Well aware.
It's Crohn's and Colitis Awareness Week!! Whoop whoop! Come on...hang out your intestine shaped bunting (incomplete), strap on your best colostomy bag and crack on with the low fibre buffet! YEAH!
I thought I'd write some things here as I don't really talk about Crohn's, or at least the way it affects me, very often. I was diagnosed in 2001 during my last year of uni - young, free and idiotic. The first op was a breeze and for the next year or so I was fine. Then it came back and stayed. I had a few more ops, each a bit bigger than the last, each chipping away at my bowel, mood and way of life. By the time the fourth one came around, plus all the added extra ops that appeared with it I think I'd had enough. Thing is though, when you've got no option to avoid getting chopped up and you know that it will fix you for a while then the 'had enough' bit is null and void. You've got to do it.
I find this stuff particularly hard to do. I don't like talking about myself which resulted in me deleting this post 3 times before I decided to just get on with it. 1st one started "I hate people who whinge and whine about..." the 2nd started "By writing this self centred blog I will make no difference to..." and the 3rd draft was along the lines of "Some days the very best you can do is not s*@t yourself in public...", none of which felt appropriate. I toyed with drawing cartoons for a "Things You Shouldn't Say to a Crohn's Disease Sufferer" type thing but in all honesty, if you noticed I had Crohn's and then talked to me about it I'd be surprised then happy to tell you the ins and outs of how my bowel resembles a pirated VHS; fuzzy, terrible sound with several recorded toilet trips per hour.
I will in this instance, this once and once only, tell you exactly how Crohn's disease makes me feel;
It hurts. On a daily basis the level of discomfort changes but it still really hurts.

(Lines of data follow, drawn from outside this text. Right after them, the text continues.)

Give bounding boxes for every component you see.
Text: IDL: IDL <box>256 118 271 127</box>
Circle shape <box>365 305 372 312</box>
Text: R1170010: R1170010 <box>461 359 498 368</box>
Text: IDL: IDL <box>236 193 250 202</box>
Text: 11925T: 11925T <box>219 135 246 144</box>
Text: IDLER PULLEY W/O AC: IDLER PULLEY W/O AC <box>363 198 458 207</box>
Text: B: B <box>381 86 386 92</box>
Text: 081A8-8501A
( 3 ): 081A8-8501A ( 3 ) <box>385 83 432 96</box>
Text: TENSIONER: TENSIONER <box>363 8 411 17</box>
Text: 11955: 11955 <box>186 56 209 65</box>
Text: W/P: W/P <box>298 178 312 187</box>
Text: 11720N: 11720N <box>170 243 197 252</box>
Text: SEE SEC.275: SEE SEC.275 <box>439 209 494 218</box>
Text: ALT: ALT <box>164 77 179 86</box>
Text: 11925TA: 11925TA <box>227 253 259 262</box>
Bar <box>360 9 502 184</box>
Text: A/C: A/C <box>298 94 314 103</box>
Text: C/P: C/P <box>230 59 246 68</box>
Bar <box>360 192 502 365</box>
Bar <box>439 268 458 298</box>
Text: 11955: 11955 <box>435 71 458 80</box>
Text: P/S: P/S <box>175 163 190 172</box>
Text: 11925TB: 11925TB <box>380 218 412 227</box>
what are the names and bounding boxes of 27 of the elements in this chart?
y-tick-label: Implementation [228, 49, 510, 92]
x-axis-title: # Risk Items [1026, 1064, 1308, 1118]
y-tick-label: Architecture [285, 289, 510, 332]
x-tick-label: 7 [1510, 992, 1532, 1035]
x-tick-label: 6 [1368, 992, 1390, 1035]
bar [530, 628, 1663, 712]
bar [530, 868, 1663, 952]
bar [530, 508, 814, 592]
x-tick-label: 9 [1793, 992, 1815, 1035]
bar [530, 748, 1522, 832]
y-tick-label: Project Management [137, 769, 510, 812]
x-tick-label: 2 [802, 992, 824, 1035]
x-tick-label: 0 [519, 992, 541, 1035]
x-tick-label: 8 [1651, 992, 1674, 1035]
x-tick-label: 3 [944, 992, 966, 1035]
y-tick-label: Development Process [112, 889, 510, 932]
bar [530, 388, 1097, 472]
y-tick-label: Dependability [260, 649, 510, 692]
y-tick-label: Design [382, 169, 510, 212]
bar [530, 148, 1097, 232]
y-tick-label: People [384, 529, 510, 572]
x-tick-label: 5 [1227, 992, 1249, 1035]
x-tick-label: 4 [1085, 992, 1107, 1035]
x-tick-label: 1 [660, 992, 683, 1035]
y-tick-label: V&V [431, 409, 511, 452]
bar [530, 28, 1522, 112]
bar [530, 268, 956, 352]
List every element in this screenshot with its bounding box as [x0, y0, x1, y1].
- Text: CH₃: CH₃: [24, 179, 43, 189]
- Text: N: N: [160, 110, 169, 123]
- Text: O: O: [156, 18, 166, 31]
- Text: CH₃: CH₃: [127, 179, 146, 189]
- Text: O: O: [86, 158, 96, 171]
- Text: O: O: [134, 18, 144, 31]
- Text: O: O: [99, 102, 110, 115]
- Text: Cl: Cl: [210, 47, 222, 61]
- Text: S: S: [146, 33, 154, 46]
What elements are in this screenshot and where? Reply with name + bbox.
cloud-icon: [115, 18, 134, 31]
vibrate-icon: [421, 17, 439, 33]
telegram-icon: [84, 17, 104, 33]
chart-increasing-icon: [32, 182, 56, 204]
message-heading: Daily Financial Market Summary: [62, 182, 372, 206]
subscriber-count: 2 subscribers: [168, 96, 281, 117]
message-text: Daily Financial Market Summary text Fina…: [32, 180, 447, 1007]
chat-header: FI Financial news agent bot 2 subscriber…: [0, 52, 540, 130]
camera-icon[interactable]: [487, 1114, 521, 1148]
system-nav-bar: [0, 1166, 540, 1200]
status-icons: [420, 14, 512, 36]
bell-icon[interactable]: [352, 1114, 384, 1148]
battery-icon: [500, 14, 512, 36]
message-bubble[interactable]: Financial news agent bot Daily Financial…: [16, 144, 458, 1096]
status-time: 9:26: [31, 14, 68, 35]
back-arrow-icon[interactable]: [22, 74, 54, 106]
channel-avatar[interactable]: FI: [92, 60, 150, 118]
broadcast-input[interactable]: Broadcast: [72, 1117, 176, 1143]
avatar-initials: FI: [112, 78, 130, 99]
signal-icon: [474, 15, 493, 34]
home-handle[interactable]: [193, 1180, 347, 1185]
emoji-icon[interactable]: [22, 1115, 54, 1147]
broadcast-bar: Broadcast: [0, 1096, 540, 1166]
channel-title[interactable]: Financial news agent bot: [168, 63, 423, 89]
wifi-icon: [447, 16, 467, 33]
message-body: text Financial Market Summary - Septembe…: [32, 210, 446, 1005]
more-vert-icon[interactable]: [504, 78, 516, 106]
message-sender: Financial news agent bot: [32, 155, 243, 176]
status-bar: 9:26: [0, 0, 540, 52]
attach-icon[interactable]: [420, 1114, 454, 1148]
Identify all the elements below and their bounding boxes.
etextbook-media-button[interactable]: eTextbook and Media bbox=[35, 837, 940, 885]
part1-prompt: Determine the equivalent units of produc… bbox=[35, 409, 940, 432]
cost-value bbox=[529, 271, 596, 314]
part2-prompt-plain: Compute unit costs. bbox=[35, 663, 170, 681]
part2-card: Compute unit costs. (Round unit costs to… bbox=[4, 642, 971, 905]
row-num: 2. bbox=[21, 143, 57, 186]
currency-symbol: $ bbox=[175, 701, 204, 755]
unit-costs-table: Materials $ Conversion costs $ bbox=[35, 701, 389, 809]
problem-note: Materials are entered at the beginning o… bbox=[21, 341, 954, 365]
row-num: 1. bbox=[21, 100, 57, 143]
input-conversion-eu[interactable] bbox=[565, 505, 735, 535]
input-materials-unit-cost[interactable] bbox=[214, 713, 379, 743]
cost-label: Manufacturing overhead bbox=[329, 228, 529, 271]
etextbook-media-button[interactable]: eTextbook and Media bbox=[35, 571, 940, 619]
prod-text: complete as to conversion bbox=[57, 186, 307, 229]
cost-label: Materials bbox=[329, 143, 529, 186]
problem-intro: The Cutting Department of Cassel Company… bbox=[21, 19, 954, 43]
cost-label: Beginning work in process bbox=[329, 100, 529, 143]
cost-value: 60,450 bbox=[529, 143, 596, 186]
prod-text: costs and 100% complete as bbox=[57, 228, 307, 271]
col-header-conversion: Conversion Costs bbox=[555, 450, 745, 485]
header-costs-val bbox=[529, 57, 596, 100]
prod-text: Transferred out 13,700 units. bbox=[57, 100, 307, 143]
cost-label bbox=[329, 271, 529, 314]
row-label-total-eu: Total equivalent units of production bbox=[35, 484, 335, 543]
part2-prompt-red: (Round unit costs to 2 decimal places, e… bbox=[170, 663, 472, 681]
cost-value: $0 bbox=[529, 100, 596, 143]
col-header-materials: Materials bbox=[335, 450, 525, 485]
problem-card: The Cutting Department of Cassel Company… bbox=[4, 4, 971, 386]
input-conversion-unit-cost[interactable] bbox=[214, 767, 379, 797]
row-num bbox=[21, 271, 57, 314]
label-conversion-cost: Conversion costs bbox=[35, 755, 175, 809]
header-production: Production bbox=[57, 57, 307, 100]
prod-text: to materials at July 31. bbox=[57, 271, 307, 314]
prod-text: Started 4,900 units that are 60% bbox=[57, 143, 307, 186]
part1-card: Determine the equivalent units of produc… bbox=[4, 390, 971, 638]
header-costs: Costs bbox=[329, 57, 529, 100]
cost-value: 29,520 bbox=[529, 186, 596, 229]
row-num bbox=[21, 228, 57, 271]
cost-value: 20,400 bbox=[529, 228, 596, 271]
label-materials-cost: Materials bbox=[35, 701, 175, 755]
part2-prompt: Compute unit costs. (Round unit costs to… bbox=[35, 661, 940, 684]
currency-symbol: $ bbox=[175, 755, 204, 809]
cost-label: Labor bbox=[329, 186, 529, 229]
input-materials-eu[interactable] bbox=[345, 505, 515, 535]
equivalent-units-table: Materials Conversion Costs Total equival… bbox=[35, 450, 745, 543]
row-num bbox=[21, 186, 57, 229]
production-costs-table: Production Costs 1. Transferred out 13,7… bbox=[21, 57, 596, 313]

I'm always tired, always. "Just got out of bed?" Yes, smart arse. I've almost always 'just got out of bed' not because I'm a lazy bugger (a bit because I'm a lazy bugger) but mainly because I've been asleep. I try my best (sometimes to the detriment of my health) to do normal amounts of work and life and stuff but it doesn't really work. When an illness robs you of the ability to do things normally it can become annoying.
It takes your self confidence around the back and gives it a really hard kicking. I look like a character from a Funnybones book at the best of times but when it flares up and I lose weight it gets ridiculous. I thought my beard was getting longer last week but I think it might've been my face shrinking. Not to mention the gothic horror presented to me whenever I take my shirt off. Like a face on a xylophone. Now imagine that in a swimming pool...yeah, not nice... Dates. Dating? I don't know, no...yes, but...I mean...move on.
I hate it. I have to deal with it but don't think for a second that any number of jokes or dismissive remarks that I make about it means that I don't hate it, because I really do. Having said that, I never want to avoid it because that would be silly. Ignoring things never works. So feel free to engage with me about how your nan's cat has it or how your cousin cured it with a mixture of herbs and liberal use of Radox, tell me how the Daily Mail thinks it's all down to how much time I spend around Wifi and please keep telling me all the things I should be eating according to something you watched on The One Show because I will always listen to you and I will always appreciate that you want to help me. Promise.
I get frustrated by people who have a disregard for their health. Don't get me wrong, lots of people have all kinds of health issues that they can't avoid but people who drink themselves stupid every weekend or smoke a lot or just wont stop eating (notice the 'won't' there, not 'can't'. There's a difference.). Those people that do have a choice and choose not to help themselves. That really frustrates me. My big brother is losing lbs and lbs at the moment and I couldn't be more proud of him. 3 kids and a wife to look after. You've got a choice to stay healthy. I'd take it.
I'm grateful. Not for all the robbed and wasted hours of life or really stingy weekly injections, not for the garage full of medication or the brutal lack of strawberries in my life but for the scope it's given me. For years now the little things haven't mattered. I watch people get their knickers in such a twist about things that just don't matter. Having nearly floated off to the big drawing board in the sky back in 2007 none of it matters. Being ill gives you scope to see what you need to care about and what you really need to focus on. Helps you to prioritise a bit. I like that.
I'm stopping there. That's only a brief slice of how it makes me feel but I'm not going on as we all have lives to lead right?! I am more aware of Crohn's this Crohn's Awareness Week as I am in the midst of a particularly bad flare up, one which has reduced my diet down to some pungent formula being constantly pumped into me through a valve in my stomach, one which has caused me to take days off, call hospitals and think seriously about what's coming next. I'm very aware. But I'll just get on with it the only way I know; by cracking a few jokes, being dismissive and dropping more pills than a one armed pharmacist.